As luck would have it, for Christmas I was given a copy of “80/20 Running” by Matt Fitzgerald. The cover promised much, with the impress strap line of “Run stronger and race faster by training SLOWER”. Who wouldn’t be intrigued right.
I demolished the book over the New Year weekend. The background to the system is that we do far too much of our running at what we think is an easy or relaxed pace, but when you actually look at the heart rate data, we are always pushing ourselves harder than we think we are, and harder than we need to do, leading to burnout or intensity fatigue. The author argues the case for training in a way similar to elite athletes and doing 80% of your running at a low intensity and only 20% at a moderate to high intensity. These different intensities are governed by 5 heart rate zones, which are in turn calculated by your lactate threshold (the exercise intensity at which the blood concentration of lactate and/or lactic acid begins to exponentially increase. Often expressed as 85% of maximum heart rate or 75% of maximum oxygen intake)

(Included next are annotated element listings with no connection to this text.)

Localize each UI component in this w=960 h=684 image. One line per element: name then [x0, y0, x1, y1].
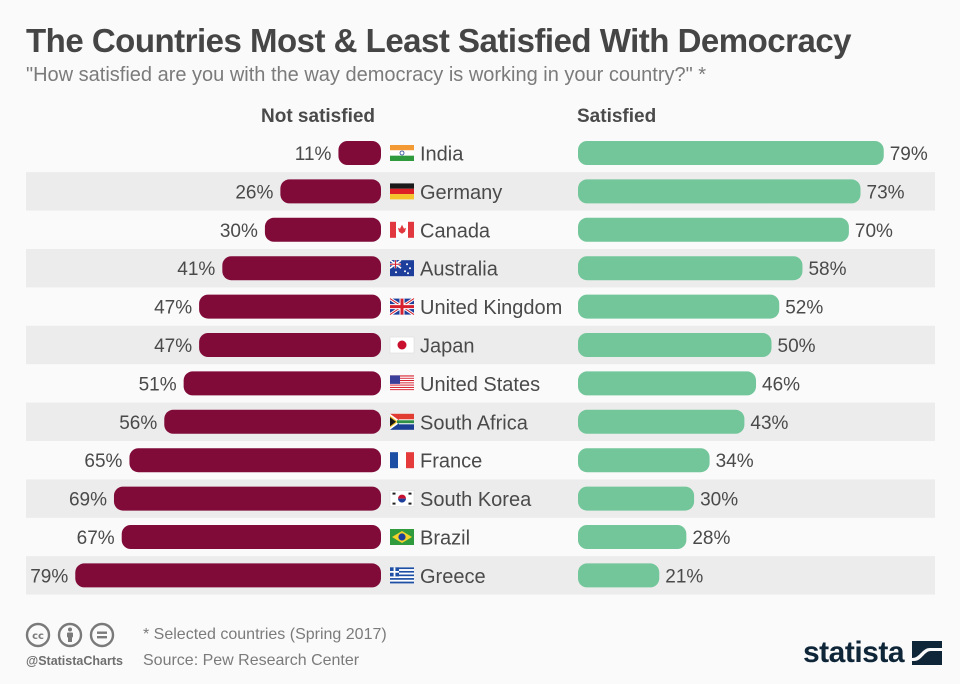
value-label-satisfied: 58%	[808, 259, 846, 280]
bar-satisfied	[578, 563, 660, 588]
country-label: Brazil	[420, 528, 470, 550]
statista-handle: @StatistaCharts	[26, 654, 123, 668]
cc-icon: cc	[25, 622, 51, 648]
country-label: South Korea	[420, 489, 532, 511]
bar-satisfied	[578, 448, 710, 473]
value-label-satisfied: 30%	[700, 490, 738, 511]
usa-flag	[390, 375, 414, 392]
value-label-not-satisfied: 30%	[220, 221, 258, 242]
brazil-flag	[390, 529, 414, 545]
country-label: Germany	[420, 182, 502, 204]
germany-flag	[390, 183, 414, 200]
legend-not-satisfied: Not satisfied	[261, 106, 376, 127]
value-label-not-satisfied: 41%	[177, 259, 215, 280]
value-label-satisfied: 52%	[785, 298, 823, 319]
bar-satisfied	[578, 333, 772, 357]
country-label: India	[420, 144, 464, 166]
bar-satisfied	[578, 256, 803, 281]
japan-flag	[389, 336, 415, 354]
statista-wordmark: statista	[803, 636, 905, 669]
statista-logo-icon	[912, 641, 943, 665]
south-korea-flag	[389, 490, 415, 507]
bar-not-satisfied	[121, 525, 382, 549]
bar-satisfied	[578, 525, 687, 549]
value-label-not-satisfied: 47%	[154, 336, 192, 357]
license-icons: cc	[25, 622, 115, 648]
country-label: Japan	[420, 336, 475, 358]
value-label-not-satisfied: 47%	[154, 298, 192, 319]
bar-satisfied	[578, 486, 695, 511]
value-label-not-satisfied: 69%	[69, 490, 107, 511]
uk-flag	[389, 297, 415, 316]
value-label-satisfied: 50%	[778, 336, 816, 357]
chart-title: The Countries Most & Least Satisfied Wit…	[26, 22, 852, 59]
bar-not-satisfied	[113, 486, 381, 511]
chart-subtitle: "How satisfied are you with the way demo…	[26, 64, 707, 86]
source-note: Source: Pew Research Center	[143, 652, 360, 669]
bar-satisfied	[578, 409, 745, 434]
value-label-not-satisfied: 79%	[30, 566, 68, 587]
bar-not-satisfied	[199, 333, 381, 357]
country-label: Greece	[420, 566, 486, 588]
bar-satisfied	[578, 294, 780, 319]
bar-not-satisfied	[183, 371, 381, 396]
value-label-satisfied: 46%	[762, 374, 800, 395]
bar-satisfied	[578, 371, 757, 396]
value-label-not-satisfied: 56%	[119, 413, 157, 434]
country-label: United States	[420, 374, 540, 396]
value-label-satisfied: 70%	[855, 221, 893, 242]
bar-satisfied	[578, 217, 849, 242]
bar-not-satisfied	[199, 294, 381, 319]
country-label: Canada	[420, 220, 491, 242]
value-label-not-satisfied: 67%	[77, 528, 115, 549]
country-label: Australia	[420, 259, 499, 281]
bar-not-satisfied	[280, 179, 381, 204]
bar-not-satisfied	[75, 563, 382, 588]
value-label-satisfied: 21%	[665, 566, 703, 587]
row-stripe	[26, 325, 935, 365]
bar-not-satisfied	[164, 409, 381, 434]
greece-flag	[390, 567, 414, 584]
india-flag	[390, 145, 414, 161]
legend-satisfied: Satisfied	[577, 106, 657, 127]
svg-text:cc: cc	[32, 631, 44, 642]
value-label-not-satisfied: 65%	[84, 451, 122, 472]
south-africa-flag	[390, 413, 414, 430]
bar-not-satisfied	[222, 256, 381, 281]
bar-satisfied	[578, 141, 884, 165]
bar-not-satisfied	[264, 217, 381, 242]
country-label: France	[420, 451, 482, 473]
value-label-not-satisfied: 26%	[235, 182, 273, 203]
no-derivatives-icon	[89, 622, 115, 648]
france-flag	[390, 452, 414, 469]
australia-flag	[389, 259, 414, 277]
footnote: * Selected countries (Spring 2017)	[143, 626, 387, 643]
country-label: South Africa	[420, 412, 529, 434]
country-label: United Kingdom	[420, 297, 562, 319]
value-label-satisfied: 34%	[716, 451, 754, 472]
canada-flag	[390, 221, 414, 238]
bar-satisfied	[578, 179, 861, 204]
value-label-satisfied: 28%	[692, 528, 730, 549]
bar-not-satisfied	[129, 448, 381, 473]
attribution-icon	[57, 622, 83, 648]
value-label-satisfied: 73%	[867, 182, 905, 203]
value-label-not-satisfied: 11%	[295, 144, 332, 165]
value-label-satisfied: 43%	[750, 413, 788, 434]
statista-logo[interactable]: statista	[803, 636, 943, 670]
bar-not-satisfied	[338, 141, 381, 165]
value-label-not-satisfied: 51%	[139, 374, 177, 395]
value-label-satisfied: 79%	[890, 144, 928, 165]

Before you can set your HR zones on your all important Garmin (other GPS units available :-)) you need to know your lactate threshold. The book advises the best way to do this is to run as far as you can in 30 minutes, with your average hr over the last 10 minutes of the run being your lactate threshold. I did my calculation run this week and it was certainly tough. This gave me the figure i needed to set my 5 HR zones.

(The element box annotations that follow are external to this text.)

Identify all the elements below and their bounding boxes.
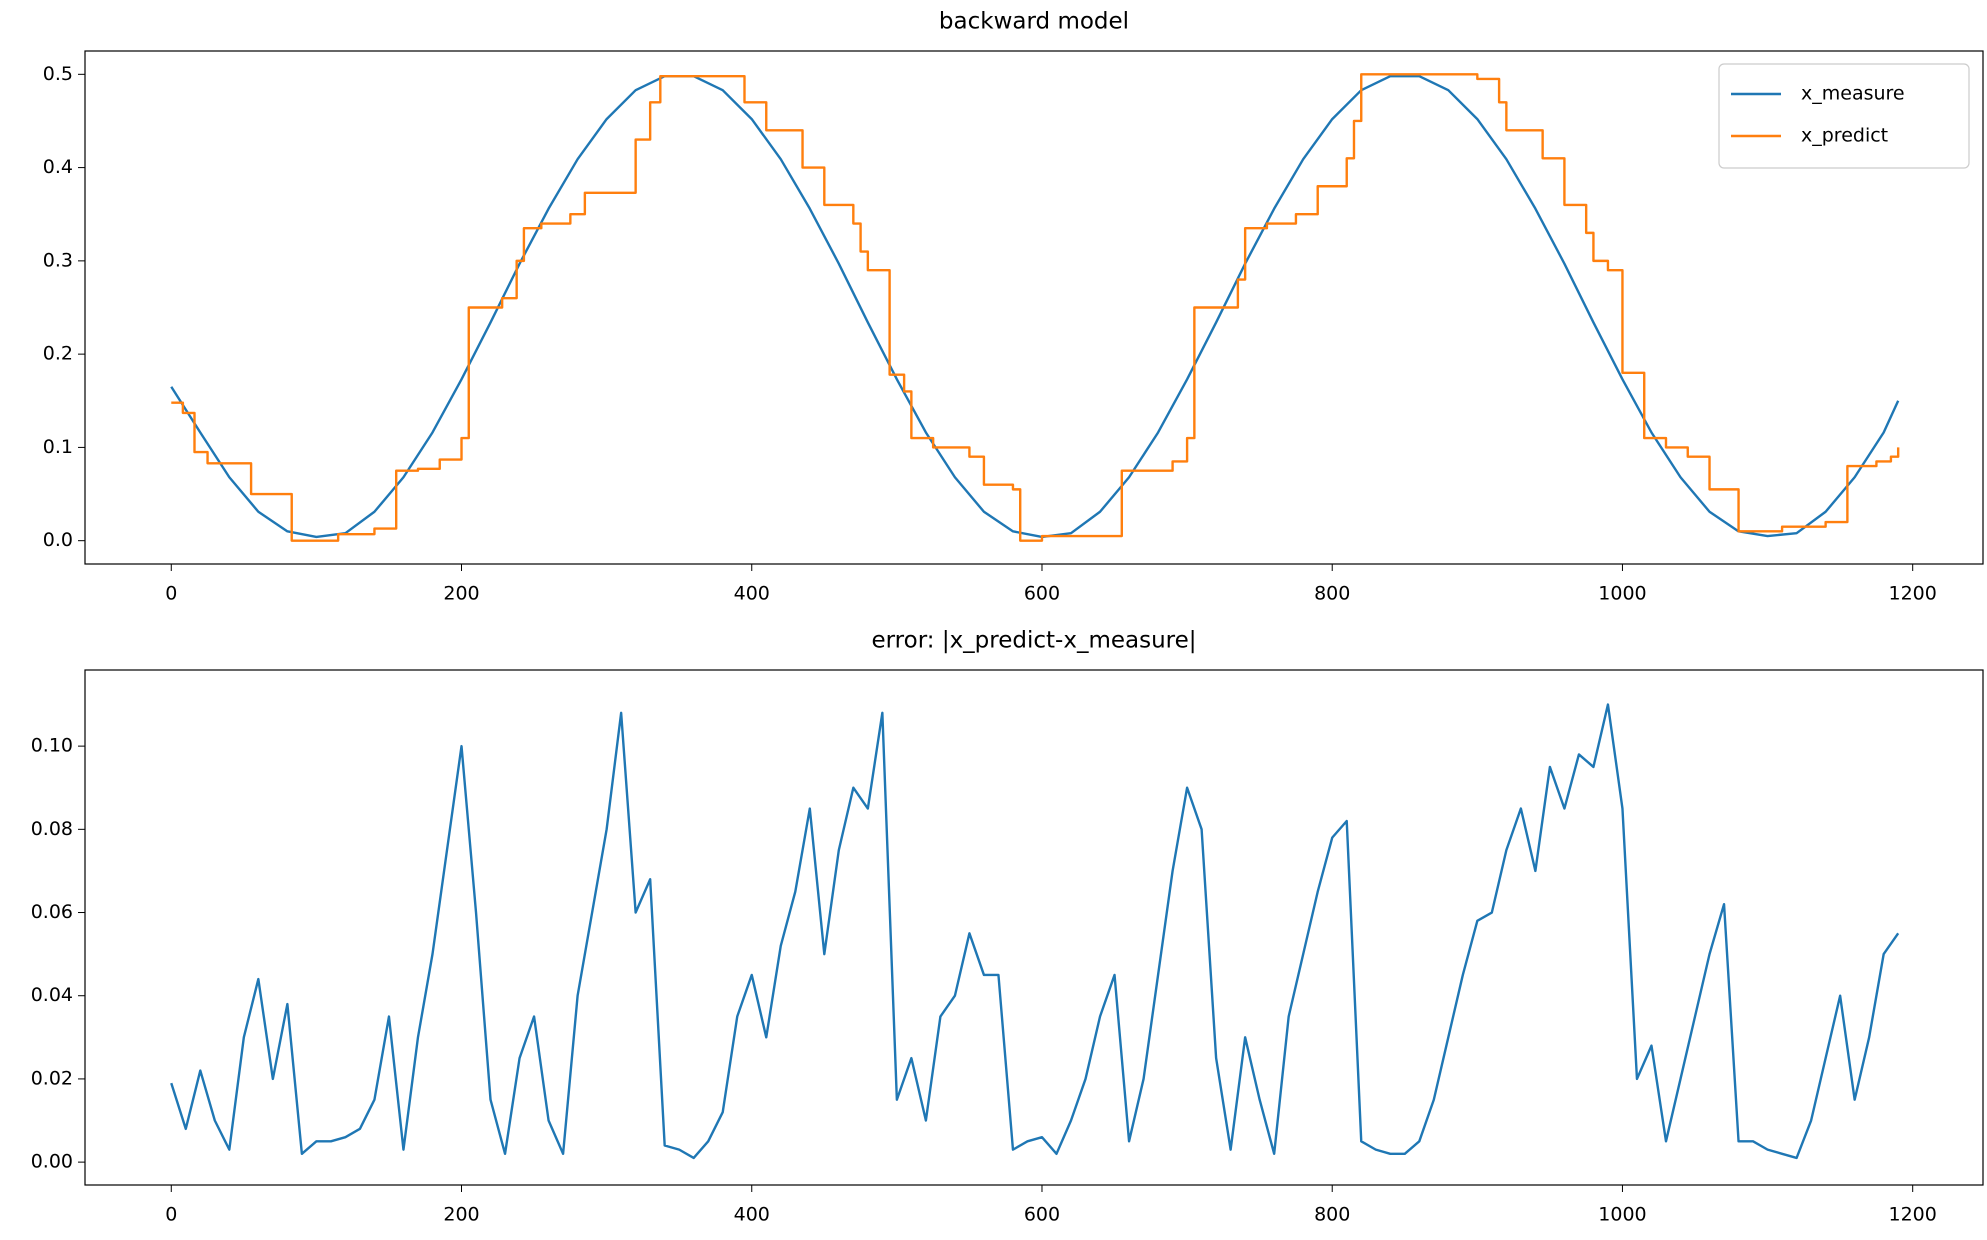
legend-label: x_predict <box>1801 125 1888 147</box>
chart-title: error: |x_predict-x_measure| <box>871 628 1196 654</box>
y-tick-label: 0.2 <box>43 343 73 365</box>
x-tick-label: 1200 <box>1889 1204 1937 1226</box>
x-tick-label: 800 <box>1314 583 1350 605</box>
x-tick-label: 400 <box>734 1204 770 1226</box>
legend-box <box>1718 63 1970 169</box>
x-tick-label: 600 <box>1024 583 1060 605</box>
y-tick-label: 0.04 <box>31 984 73 1006</box>
y-tick-label: 0.1 <box>43 436 73 458</box>
data-line <box>171 73 1900 542</box>
y-tick-label: 0.5 <box>43 63 73 85</box>
y-tick-label: 0.00 <box>31 1151 73 1173</box>
x-tick-label: 800 <box>1314 1204 1350 1226</box>
x-tick-label: 1200 <box>1889 583 1937 605</box>
y-tick-label: 0.06 <box>31 901 73 923</box>
y-tick-label: 0.08 <box>31 818 73 840</box>
y-tick-label: 0.10 <box>31 735 73 757</box>
x-tick-label: 200 <box>443 1204 479 1226</box>
y-tick-label: 0.3 <box>43 249 73 271</box>
x-tick-label: 600 <box>1024 1204 1060 1226</box>
x-tick-label: 400 <box>734 583 770 605</box>
y-tick-label: 0.0 <box>43 529 73 551</box>
x-tick-label: 1000 <box>1598 1204 1646 1226</box>
data-line <box>170 703 1900 1160</box>
y-tick-label: 0.4 <box>43 156 73 178</box>
axes-frame <box>84 50 1984 565</box>
x-tick-label: 0 <box>165 1204 177 1226</box>
legend-label: x_measure <box>1801 83 1905 105</box>
axes-frame <box>84 669 1984 1186</box>
chart-title: backward model <box>939 9 1129 35</box>
x-tick-label: 1000 <box>1598 583 1646 605</box>
x-tick-label: 200 <box>443 583 479 605</box>
x-tick-label: 0 <box>165 583 177 605</box>
y-tick-label: 0.02 <box>31 1067 73 1089</box>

So, after entering my lactate threshold into Garmin and letting it set my new HR zones I trudged off today on my first training plan run. The goal was to do 5mins warm up in HR zone 1, 30 mins running in the “easy” zone 2, followed by 5 minutes cool down in zone 1 again. OMG this was one of the hardest runs I have ever done. Firstly, the urge to increase speed had to be fought with every sinew of my body. You naturally urge to go faster and faster as you know you have it within you, and our main measure as runners and racers is pace or time. Having to govern my run by my HR was very frustrating. It seemed that anything more than a gentle plod would send me into HR zone 3 (the aerobic training zone) which I knew wasn’t the goal. It was the longest 40 minutes of my life and I finished with perhaps my slowest pace fr a run ever. No, seriously. My 4 year old daughter runs faster at Junior Parkrun on a Sunday morning. I cursed the training plan, myself, the world in general and generally was very grumpy.

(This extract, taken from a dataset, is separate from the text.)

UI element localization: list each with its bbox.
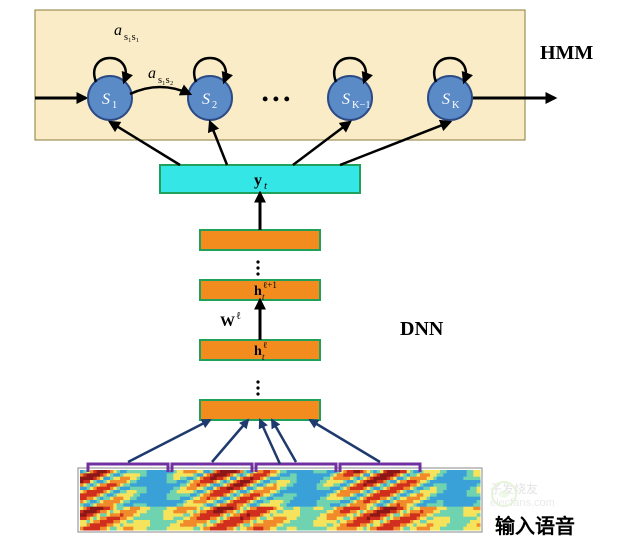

It was only when I had been home for a while that I uploaded the run and looked at it in more detail. I couldn’t shake the feeling I must have done something wrong somewhere as I could get into the aerobic zone by basically just walking briskly. Rather than rely upon the watch to calculate my HR zones I did it by hand using the guidance from the book. Surprise surprise, but my initial HR zone calculations were way out. No bloody wonder I was having to slow down so much to get in to the right HR zone. I was both relieved that it was a simple error, but also annoyed……that it was a simple error. My faith had been shaken in the plan at a very early stage, so I was relieved to find that it was me that was at fault and not a dodgy training plan to have picked or that my heart was somehow beating freakishly fast.
So tomorrow I will set out again and to a replay of today, this time with the correct settings on my GPS. We’ll chalk this one up to experience.